What have you watched/heard/read lately that has inspired you?
1. A few times every year, when I’m in the right mood, I listen to Lou Reed’s Transformer album from beginning to end. It’s a masterpiece, and it captures my attitude and affinity for living in NYC.
2. I recently went to Brazil for a job, and since then, I’ve been enjoying a lot of Bossa Nova playlists. Some of it is definitely muzak (i.e., soothing and calming background music), but it’s perfect for the background, and it helps me relax.
3. I read The War of Art by Steven Pressfield multiple times. The book’s message is super motivating and really helped me stay disciplined and focused on my art. I highly recommend it to anyone pursuing creative endeavors.
What’s one thing outside of your work that you would like people to know about you?
I love spending time in nature, especially hiking with my dog. I’ve also been taking boxing classes, which are a super fun way to do cardio. It’s invigorating to exercise in ways I’m not used to.
What advice would you give to aspiring makeup artists looking to break into the industry?
Makeup isn’t something you can do alone. Teamwork and having the flexibility to collaborate with others is crucial. Being punctual and maintaining a respectful, professional attitude can go a long way.
What’s something about your job that still excites you after all these years?
I love that my job lets me work with new people from diverse backgrounds on every shoot. The variety of concepts, clothes, and models continually challenge me in new ways. It’s always exciting to apply makeup to different faces as each model’s unique features bring something fresh and new. Opportunities for travel are also a plus.
Selected Work

By Tanya + Zhenya Posternak| Image courtesy of Streeters
SSAW Magazine 132 Studio
I love the way it was cropped to highlight all the details of the eye makeup. I had creative freedom for some looks, so I crafted eyelashes using paper and yarn, combining them together. I’m glad the texture turned out interesting. I like how the eyelashes and eyeshadow colors enhance each other.

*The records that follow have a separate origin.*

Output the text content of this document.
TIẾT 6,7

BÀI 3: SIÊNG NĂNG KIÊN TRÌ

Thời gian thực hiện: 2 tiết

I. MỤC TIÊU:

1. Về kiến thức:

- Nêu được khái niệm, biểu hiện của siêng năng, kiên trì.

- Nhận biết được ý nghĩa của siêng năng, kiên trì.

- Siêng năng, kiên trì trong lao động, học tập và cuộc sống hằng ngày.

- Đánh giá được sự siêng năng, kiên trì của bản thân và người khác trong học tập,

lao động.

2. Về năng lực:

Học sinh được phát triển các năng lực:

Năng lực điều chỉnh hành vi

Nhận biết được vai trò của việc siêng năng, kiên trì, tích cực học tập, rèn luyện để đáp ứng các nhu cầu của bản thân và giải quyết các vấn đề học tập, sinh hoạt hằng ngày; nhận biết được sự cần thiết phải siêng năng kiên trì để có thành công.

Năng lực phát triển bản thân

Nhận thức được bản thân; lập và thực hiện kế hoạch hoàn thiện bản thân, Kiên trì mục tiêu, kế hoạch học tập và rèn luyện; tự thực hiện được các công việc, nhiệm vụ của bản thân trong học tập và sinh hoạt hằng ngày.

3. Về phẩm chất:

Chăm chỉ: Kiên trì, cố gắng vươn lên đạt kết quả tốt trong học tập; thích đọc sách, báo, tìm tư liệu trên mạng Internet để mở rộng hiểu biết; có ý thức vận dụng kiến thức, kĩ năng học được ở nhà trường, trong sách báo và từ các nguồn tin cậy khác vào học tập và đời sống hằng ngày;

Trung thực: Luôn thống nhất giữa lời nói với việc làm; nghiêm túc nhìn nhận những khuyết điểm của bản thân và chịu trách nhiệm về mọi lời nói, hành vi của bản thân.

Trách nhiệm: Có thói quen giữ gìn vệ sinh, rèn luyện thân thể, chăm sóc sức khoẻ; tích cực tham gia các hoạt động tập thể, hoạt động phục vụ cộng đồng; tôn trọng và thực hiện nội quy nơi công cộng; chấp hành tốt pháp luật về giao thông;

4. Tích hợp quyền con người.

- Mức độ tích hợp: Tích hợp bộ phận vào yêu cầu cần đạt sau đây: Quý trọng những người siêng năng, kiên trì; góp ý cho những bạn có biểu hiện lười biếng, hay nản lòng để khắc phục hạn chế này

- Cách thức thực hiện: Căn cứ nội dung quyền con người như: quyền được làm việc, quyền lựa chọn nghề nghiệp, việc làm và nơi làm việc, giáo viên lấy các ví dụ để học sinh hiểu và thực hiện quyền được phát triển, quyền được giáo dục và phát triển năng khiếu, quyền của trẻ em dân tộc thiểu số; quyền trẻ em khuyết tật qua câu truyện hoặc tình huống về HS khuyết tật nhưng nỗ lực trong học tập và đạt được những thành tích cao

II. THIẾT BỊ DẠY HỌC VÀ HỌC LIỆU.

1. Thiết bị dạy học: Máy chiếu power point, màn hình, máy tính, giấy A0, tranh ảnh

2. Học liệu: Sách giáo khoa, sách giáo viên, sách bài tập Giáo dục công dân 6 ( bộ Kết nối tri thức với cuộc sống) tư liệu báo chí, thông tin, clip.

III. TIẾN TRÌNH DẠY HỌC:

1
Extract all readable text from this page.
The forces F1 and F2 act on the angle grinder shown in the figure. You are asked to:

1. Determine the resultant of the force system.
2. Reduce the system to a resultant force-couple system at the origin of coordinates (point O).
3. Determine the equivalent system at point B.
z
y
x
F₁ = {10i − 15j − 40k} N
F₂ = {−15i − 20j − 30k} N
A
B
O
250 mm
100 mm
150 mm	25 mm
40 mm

Bella Hadid by Ethan James Green| Image courtesy of Streeters
American Vogue April 2022 Cover
This was my first American Vogue cover. When I started out as a makeup artist, I never imagined I would get to work on something like this. It’s very special to me, and I’m grateful to have been part of this shoot.

Grace Elizabeth by Elizaveta Porodina | Image courtesy of Streeters
Vogue China Beauty ‘Body of work’
There were so many great images from this shoot that it was difficult to pick one. I wanted Grace to have a fairytale-inspired look, and she was great at getting into character. She was like a ballet dancer performing on stage, so I approached the makeup on the face and body in a painterly manner.

Colin Jones by Zora Sicher | Image courtesy of Streeters
Marfa Journal Magazine SS 2024
Zora liked one of the makeup looks I created previously, so I was encouraged to try a bold color for the eyelashes. Overall, I appreciate this image because it captures the rawness and radiance of the skin texture. It’s also meaningful to me because other clients continue to use it as a makeup reference.

Meadow Walker by Amy Troost | Image courtesy of Streeters
Re-Edition Magazine S/S 21
This started as a no-makeup concept, but Amy gave me an opportunity to experiment, so I quickly executed this graphic shape. I love the contrast between the spikes under the eyes and the model’s odd, playful expression.